Any person, who is convicted of an implied consent offense including DUI, is required by statute to have their license revoked for at least one year.  For any revocation under this statute, the hearing process laid out in the implied consent statute applies to review.  Once the person receives notice that his or her license will be revoked, they have until the effective date of revocation to request a review hearing in writing.   The person has the right to subpoena any party they deem necessary, including the charging officer and chemical analyst.  This hearing will not determine with guilt or innocence of the offense, but is limited to a determination as to whether:

-  The person was charged with an implied consent offense or the driver had an alcohol concentration restriction on the driver’s license pursuant to G.S. 20‑19;

-   A law enforcement officer had reasonable grounds to believe that the person had committed an implied consent offense or violated the alcohol concentration restriction on the driver’s license;

-  The implied consent offense charged involved death or critical injury to another person, if this allegation is in the affidavit;

-  The person was notified of the person’s rights as required by the implied consent statute; and

-  The person willfully refused to submit to a chemical analysis.
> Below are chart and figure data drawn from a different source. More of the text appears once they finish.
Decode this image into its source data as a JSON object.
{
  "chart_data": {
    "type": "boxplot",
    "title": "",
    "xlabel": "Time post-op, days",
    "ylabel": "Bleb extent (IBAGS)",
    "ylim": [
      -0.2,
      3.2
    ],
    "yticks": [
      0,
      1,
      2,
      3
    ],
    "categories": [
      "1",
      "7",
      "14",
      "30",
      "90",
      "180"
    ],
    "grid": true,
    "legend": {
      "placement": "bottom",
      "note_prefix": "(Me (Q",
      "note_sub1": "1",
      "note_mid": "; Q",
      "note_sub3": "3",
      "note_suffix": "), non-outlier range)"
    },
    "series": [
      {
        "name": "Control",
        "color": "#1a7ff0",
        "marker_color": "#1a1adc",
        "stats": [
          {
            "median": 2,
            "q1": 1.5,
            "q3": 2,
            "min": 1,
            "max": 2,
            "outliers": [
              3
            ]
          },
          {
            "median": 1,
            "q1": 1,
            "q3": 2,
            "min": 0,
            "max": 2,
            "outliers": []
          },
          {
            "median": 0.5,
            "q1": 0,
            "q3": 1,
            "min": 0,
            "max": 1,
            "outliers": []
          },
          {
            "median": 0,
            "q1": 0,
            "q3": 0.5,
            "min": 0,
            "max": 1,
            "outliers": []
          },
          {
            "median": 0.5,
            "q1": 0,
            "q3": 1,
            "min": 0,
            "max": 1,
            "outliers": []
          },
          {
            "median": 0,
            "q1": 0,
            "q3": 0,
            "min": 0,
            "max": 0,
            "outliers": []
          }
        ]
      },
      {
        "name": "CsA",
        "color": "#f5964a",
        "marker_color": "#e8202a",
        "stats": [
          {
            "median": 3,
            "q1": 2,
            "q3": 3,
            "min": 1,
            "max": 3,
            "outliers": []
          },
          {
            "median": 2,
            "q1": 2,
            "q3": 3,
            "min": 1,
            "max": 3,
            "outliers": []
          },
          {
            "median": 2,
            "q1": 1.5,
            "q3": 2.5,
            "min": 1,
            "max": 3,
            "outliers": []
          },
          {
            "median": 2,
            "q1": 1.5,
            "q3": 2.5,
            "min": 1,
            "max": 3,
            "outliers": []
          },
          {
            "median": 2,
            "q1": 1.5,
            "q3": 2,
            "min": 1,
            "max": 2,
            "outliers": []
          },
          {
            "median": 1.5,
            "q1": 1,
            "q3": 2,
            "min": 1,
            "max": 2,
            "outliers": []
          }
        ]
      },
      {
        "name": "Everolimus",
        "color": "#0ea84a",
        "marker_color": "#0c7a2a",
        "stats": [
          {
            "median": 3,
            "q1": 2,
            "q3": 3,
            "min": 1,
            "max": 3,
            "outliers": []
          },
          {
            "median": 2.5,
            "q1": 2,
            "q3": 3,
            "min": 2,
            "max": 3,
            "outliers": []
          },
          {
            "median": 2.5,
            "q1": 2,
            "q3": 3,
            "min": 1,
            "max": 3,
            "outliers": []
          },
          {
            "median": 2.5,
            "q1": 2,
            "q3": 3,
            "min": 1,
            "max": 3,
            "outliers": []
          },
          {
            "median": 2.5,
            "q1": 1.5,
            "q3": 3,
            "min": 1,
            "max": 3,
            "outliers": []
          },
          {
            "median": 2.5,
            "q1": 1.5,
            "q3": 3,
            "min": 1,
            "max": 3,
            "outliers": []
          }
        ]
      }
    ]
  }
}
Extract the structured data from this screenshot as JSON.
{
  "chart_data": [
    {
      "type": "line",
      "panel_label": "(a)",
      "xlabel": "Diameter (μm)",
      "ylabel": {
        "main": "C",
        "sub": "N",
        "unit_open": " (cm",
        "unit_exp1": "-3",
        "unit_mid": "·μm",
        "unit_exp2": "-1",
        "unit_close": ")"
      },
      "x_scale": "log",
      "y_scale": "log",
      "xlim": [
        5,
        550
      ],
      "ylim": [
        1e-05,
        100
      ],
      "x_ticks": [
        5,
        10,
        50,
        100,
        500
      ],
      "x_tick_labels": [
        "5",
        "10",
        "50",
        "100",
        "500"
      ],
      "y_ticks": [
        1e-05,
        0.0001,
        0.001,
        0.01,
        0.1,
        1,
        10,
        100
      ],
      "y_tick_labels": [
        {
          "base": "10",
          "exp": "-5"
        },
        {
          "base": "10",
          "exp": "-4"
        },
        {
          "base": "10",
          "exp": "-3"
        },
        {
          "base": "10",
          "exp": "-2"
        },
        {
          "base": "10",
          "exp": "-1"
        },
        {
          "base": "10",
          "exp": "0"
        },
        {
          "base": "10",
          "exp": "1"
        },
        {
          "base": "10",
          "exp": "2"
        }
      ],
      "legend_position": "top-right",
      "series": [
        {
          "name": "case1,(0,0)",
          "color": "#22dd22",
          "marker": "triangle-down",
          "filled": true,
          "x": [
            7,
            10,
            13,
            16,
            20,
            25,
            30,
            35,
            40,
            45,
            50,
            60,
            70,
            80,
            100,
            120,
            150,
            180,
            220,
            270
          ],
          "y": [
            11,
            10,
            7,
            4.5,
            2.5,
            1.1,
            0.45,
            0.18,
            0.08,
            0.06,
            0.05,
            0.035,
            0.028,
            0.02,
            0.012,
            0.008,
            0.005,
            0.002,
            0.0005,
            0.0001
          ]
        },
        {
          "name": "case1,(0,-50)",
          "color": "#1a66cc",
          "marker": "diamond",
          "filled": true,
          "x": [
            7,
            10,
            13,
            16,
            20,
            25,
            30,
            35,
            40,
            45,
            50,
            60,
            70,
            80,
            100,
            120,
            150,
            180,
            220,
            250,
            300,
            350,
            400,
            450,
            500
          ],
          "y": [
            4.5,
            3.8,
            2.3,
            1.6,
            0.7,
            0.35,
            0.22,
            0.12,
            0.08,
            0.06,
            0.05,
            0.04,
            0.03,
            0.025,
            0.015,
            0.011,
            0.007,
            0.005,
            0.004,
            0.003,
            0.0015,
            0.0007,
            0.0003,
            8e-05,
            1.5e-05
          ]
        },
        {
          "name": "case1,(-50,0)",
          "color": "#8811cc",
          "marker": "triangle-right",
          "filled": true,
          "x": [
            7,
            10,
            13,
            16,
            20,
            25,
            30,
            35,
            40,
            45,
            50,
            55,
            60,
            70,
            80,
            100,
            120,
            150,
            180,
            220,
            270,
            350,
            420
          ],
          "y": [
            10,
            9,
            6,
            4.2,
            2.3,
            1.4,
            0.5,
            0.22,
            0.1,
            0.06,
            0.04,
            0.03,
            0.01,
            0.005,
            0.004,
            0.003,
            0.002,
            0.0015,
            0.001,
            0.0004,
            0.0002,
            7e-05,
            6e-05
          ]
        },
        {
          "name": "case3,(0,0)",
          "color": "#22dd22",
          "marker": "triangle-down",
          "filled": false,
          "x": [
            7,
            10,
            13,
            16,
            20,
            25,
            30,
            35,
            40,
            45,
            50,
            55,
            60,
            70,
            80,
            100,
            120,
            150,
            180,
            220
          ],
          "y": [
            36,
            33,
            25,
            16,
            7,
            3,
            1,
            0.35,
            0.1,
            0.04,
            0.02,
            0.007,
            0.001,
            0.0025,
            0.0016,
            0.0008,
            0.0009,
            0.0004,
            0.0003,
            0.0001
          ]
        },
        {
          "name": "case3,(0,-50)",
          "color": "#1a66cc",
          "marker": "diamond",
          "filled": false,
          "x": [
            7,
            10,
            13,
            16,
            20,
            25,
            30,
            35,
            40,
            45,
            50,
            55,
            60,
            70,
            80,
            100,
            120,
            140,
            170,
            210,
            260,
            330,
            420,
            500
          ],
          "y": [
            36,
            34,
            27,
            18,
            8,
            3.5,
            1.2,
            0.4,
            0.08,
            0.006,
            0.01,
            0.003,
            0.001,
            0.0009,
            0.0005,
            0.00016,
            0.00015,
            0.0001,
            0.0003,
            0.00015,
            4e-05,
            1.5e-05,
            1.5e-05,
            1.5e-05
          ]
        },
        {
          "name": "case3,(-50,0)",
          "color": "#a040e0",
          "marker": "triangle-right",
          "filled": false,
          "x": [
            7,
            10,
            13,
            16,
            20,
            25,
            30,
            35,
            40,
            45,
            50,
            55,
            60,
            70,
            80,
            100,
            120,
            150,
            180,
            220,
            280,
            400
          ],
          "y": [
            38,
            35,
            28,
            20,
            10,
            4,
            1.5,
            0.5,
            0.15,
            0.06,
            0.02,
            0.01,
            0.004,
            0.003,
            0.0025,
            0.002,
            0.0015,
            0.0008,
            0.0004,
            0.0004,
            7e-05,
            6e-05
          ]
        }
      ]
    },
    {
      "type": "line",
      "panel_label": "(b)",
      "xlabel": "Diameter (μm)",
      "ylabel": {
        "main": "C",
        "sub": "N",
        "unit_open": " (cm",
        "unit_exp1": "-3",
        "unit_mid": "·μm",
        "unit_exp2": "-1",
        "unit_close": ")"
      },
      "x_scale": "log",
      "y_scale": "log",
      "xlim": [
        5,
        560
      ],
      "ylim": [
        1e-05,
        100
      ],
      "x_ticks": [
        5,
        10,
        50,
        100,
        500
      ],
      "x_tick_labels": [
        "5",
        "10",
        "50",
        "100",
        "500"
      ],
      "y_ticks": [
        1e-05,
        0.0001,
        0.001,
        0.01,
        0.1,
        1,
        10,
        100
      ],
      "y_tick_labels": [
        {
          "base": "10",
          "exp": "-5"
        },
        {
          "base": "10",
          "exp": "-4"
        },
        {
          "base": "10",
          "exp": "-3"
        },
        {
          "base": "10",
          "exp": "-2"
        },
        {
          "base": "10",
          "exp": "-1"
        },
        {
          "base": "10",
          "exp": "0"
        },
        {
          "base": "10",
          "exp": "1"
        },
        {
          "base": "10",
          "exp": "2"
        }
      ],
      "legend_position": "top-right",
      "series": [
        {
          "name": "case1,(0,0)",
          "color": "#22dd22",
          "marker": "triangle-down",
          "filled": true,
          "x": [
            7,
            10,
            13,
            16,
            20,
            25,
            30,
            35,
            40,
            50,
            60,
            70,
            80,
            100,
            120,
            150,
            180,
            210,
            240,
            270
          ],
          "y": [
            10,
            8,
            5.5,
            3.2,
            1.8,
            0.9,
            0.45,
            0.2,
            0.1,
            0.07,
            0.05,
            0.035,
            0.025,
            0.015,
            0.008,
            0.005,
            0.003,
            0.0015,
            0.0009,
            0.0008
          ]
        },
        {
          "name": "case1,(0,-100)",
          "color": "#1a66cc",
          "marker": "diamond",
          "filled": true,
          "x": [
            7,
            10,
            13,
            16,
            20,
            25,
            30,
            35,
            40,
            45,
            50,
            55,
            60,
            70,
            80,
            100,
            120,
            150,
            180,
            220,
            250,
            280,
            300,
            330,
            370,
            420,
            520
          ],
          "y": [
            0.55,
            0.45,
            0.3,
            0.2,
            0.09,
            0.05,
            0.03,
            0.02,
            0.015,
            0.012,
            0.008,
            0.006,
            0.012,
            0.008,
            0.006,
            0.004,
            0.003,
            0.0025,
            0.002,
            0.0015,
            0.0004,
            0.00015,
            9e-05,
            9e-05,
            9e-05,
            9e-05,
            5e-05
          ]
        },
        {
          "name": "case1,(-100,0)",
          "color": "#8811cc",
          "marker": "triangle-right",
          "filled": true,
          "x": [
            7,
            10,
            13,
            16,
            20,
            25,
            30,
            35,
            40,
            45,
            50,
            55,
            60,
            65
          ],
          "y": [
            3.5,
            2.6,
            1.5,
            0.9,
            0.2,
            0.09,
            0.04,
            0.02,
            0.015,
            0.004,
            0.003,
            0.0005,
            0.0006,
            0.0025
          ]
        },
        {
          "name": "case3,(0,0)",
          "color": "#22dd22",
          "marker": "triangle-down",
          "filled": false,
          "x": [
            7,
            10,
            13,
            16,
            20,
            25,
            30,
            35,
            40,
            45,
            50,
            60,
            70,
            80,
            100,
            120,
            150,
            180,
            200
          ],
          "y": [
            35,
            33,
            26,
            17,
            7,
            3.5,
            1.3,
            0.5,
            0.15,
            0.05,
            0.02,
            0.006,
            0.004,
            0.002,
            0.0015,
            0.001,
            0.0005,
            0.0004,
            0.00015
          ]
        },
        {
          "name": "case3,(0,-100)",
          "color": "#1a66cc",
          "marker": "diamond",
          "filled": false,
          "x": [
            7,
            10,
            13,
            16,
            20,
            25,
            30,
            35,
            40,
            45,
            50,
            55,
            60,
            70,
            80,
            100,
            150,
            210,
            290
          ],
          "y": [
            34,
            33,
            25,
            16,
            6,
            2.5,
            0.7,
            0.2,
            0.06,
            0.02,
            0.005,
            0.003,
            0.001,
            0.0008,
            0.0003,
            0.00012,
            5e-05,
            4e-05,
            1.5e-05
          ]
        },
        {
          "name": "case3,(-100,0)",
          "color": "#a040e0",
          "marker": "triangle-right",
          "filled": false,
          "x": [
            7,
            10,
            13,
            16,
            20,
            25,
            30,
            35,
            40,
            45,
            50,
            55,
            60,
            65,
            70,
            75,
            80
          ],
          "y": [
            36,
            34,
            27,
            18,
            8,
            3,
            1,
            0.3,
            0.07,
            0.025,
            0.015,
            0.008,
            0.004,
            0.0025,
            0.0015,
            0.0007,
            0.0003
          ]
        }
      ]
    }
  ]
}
If these conditions are met, the Division has no discretion as to whether to sustain the revocation; it is required by statute to do so.

There is no right to appeal the decision of the Division except upon a finding that the driver willfully refused an implied consent test.   However, if the person requested a hearing before the Division and the Division held a hearing, the person may within 30 days of the date the Division’s decision is mailed to the person, petition the superior court of the county in which the hearing took place for discretionary review on the record of the revocation.

The superior court may stay the imposition of the revocation for up to 30 days if the court finds that the person is likely to succeed on the merits of the case and will suffer irreparable harm if such a stay is not granted.  The reviewing court shall review the record only and shall be limited to determining if the Division hearing officer followed proper procedures and if the hearing officer made sufficient findings of fact to support the revocation. This is a very limited appeal, and it is the only appeal that is allowed under North Carolina law.

Determining which procedures pertain to each case can be a daunting task, as it requires the simultaneous reading of multiple North Carolina statutes.  Any driver seeking review of his or her administrative revocation should consult an attorney familiar with North Carolina DUI laws.